A young orca has been returned to the open sea after becoming stranded on Orkney, making it the first successful operation of its kind in the UK.
Conservationists from British Divers Marine Life Rescue (BDMLR) were called to the Bay of Newark near Tres Ness, Sanday this morning to reports of a stranded dolphin.
However upon arrival, teams were stunned to find a young orca, aged between three to four-years-old, lying in the surf on the coastline.
Following assistance from nearby residents, the orca was returned to the waves, in what is understood to be BDMLR’s first successful refloat of an orca.
The killer whale, stretching around 11 ft in length, was first spotted by local residents Colin and Heather Headworth from their home, who contacted fellow Sanday resident and BDMLR area coordinator Emma Neave-Webb who scrambled a team to the coast.
As the tide came, the team put out a shout to local residents for more manpower to help set about up-righting the animal to aid breathing and ensure its blowhole was out the water.
Medics were able to rotate the whale to face the incoming sea before placing it on a dolphin stretcher where it started to lift its head clear to breathe and show signs of being able to hold itself upright.
Moments later, the stranded whale made haste for the open water.
A spokesman from BDMLR explained: “After about an hour and with help from local residents to stabilise the animal, it suddenly took matters into its own fins and made a move to swim off.
“Unable to hold the animal any longer, the stretcher was lowered and the orca swam forward straight out towards the open sea.
“It rolled a couple of times and then submerged and continued straight out away from the beach without looking back.
“After monitoring for an hour, medics were confident the animal was no longer in the location and are hopeful it will stay out.

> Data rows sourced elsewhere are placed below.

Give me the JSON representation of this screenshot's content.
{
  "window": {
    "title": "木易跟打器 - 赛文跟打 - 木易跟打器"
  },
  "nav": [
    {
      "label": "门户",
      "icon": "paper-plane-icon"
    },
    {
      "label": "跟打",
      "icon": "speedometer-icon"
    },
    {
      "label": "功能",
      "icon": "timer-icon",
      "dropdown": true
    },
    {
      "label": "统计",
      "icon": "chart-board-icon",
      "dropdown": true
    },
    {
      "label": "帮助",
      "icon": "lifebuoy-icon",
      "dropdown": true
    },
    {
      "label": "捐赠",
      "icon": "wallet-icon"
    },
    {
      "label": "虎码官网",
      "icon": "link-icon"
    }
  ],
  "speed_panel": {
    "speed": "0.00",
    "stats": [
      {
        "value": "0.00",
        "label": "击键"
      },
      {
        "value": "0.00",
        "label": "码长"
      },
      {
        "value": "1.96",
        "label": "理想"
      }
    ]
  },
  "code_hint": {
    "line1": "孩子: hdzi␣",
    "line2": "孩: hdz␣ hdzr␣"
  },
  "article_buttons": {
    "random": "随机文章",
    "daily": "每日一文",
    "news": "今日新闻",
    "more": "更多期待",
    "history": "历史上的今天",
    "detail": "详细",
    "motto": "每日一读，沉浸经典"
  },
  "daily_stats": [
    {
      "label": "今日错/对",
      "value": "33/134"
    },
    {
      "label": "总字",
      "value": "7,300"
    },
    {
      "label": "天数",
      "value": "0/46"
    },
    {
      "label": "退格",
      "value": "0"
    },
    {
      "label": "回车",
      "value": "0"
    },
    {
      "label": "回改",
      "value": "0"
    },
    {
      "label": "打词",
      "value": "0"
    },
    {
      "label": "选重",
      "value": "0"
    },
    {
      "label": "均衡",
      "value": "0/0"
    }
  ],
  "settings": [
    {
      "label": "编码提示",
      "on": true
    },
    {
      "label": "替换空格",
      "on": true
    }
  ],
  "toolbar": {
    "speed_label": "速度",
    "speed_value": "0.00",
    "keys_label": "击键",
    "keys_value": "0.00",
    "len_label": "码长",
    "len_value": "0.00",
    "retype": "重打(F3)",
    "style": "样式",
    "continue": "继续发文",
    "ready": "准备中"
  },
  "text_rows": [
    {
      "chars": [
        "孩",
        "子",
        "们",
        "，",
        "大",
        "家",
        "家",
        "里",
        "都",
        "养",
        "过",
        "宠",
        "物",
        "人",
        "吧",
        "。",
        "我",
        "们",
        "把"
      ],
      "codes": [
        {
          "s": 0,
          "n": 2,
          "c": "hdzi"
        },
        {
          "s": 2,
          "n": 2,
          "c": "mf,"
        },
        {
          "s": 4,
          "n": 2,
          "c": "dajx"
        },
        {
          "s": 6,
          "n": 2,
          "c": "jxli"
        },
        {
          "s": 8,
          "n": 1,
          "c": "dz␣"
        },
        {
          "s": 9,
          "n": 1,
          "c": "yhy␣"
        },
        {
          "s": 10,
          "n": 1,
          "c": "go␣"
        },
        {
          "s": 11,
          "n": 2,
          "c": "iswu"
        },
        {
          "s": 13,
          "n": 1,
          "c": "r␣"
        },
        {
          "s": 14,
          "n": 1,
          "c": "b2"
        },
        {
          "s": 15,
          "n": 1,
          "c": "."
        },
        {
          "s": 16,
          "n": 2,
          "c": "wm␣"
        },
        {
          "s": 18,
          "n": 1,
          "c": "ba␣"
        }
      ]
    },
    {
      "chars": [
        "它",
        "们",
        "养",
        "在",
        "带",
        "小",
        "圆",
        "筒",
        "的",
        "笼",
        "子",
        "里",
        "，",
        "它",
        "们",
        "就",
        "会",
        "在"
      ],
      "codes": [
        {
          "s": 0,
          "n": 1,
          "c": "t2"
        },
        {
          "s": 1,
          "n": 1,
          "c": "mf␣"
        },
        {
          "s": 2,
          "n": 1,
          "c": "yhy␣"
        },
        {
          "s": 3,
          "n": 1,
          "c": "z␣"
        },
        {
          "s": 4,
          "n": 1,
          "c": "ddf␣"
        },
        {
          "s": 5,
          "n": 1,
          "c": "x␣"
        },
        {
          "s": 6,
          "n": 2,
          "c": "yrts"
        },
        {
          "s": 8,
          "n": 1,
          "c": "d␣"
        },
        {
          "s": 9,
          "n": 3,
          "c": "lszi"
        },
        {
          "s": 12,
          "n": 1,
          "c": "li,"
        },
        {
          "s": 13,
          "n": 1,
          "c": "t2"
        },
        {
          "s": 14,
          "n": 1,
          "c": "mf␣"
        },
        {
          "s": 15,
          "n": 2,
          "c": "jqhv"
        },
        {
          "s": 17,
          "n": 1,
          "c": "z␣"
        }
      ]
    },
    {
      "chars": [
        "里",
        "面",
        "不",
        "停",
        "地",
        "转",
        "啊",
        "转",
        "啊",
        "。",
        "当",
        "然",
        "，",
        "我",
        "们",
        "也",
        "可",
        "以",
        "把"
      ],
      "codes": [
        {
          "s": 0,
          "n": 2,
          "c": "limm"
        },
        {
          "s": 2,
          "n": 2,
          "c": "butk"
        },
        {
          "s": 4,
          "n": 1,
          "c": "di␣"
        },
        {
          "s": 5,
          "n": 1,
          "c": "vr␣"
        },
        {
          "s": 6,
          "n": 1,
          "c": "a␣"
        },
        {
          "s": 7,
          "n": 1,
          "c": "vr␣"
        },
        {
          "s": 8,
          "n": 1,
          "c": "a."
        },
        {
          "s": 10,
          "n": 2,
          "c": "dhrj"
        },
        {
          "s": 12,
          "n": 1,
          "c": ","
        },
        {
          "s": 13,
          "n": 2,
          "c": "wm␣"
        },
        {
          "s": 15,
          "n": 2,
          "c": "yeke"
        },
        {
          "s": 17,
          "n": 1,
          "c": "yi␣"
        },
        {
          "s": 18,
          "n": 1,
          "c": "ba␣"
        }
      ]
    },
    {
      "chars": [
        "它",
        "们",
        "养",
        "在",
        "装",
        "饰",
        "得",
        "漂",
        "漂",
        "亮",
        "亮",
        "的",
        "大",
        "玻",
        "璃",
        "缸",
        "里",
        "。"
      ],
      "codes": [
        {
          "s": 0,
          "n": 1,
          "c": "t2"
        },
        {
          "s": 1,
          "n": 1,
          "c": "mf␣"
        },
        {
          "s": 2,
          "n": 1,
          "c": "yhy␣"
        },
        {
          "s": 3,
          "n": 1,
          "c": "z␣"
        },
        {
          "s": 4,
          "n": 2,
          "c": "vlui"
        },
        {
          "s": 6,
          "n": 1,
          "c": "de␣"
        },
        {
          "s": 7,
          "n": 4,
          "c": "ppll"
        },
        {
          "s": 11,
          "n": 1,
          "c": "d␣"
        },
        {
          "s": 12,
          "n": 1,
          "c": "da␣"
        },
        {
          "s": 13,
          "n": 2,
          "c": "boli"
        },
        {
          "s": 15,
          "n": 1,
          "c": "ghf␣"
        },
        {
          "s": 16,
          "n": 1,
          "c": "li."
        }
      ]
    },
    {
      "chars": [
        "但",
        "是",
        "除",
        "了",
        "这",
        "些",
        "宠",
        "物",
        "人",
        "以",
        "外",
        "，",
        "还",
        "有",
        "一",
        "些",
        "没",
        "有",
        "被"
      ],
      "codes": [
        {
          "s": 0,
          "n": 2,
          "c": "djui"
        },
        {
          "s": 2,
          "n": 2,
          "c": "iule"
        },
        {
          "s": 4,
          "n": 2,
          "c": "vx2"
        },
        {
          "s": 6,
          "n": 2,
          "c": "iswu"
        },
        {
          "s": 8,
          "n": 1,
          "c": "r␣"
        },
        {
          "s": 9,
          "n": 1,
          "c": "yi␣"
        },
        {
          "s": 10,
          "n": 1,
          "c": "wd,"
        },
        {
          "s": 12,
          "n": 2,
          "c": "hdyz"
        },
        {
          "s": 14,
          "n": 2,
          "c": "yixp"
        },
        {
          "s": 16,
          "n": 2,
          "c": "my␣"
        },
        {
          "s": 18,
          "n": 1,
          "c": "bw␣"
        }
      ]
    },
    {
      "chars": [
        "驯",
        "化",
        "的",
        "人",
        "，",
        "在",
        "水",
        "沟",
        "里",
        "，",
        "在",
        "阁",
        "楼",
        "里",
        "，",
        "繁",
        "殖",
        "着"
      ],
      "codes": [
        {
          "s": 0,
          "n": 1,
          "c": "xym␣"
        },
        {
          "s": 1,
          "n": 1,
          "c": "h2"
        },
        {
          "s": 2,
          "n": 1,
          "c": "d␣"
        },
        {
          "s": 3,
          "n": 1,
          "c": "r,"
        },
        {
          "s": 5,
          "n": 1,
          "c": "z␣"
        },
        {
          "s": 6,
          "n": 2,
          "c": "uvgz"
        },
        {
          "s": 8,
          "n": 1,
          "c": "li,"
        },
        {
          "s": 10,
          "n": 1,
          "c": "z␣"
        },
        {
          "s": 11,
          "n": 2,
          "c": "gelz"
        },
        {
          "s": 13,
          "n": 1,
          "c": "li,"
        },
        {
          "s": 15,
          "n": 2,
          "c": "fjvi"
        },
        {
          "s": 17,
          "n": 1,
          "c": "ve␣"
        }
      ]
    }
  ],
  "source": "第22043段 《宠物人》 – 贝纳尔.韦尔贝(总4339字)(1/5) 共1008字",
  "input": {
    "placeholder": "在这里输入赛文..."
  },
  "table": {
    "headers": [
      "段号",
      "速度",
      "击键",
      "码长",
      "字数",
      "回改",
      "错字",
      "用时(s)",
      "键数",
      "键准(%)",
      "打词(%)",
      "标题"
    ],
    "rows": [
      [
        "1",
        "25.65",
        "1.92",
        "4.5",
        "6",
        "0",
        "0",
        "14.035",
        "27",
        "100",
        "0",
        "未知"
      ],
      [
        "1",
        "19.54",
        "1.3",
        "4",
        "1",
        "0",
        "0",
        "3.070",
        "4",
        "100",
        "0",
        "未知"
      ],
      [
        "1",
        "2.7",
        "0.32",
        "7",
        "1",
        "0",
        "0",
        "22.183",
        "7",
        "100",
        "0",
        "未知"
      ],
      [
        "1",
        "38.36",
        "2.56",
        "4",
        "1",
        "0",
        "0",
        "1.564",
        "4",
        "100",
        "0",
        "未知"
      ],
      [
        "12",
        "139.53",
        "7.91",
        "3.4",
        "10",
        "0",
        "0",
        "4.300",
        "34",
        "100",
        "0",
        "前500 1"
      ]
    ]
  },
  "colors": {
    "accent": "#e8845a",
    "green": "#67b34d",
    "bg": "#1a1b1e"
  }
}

We will be monitoring the coast over coming days just in case.”
Orcas are a common sight around Orkney. On Christmas Day, the North Isles 27s pod were seen nearby off Elsness, Sanday hunting seals.
Officials of the national conservation charity, formally formed in 1988, thanked teams for their efforts in the successful operation.
A spokesman added: “We’d like to thank medics Russell Neave and Imogen Sawyer, and Sanday residents Colin and Heather Headworth, Cath Swift and Simon Oldfield, Anna Halford and Martin Sawyer for all your assistance as well as HM Coastguard for advice.
“Also, a huge thanks to everyone who has supported us recently and enabled us to purchase much needed dolphin stretchers. This was their first outing and highlighted how important this kit is. We really would not have been able to refloat an animal of this size without them.”
The Orkney branch of the charity have launched a JustGiving page to help raise £2,000 towards more personal safety equipment.
More than £1,200 has so far been raised; 60% of their desired total.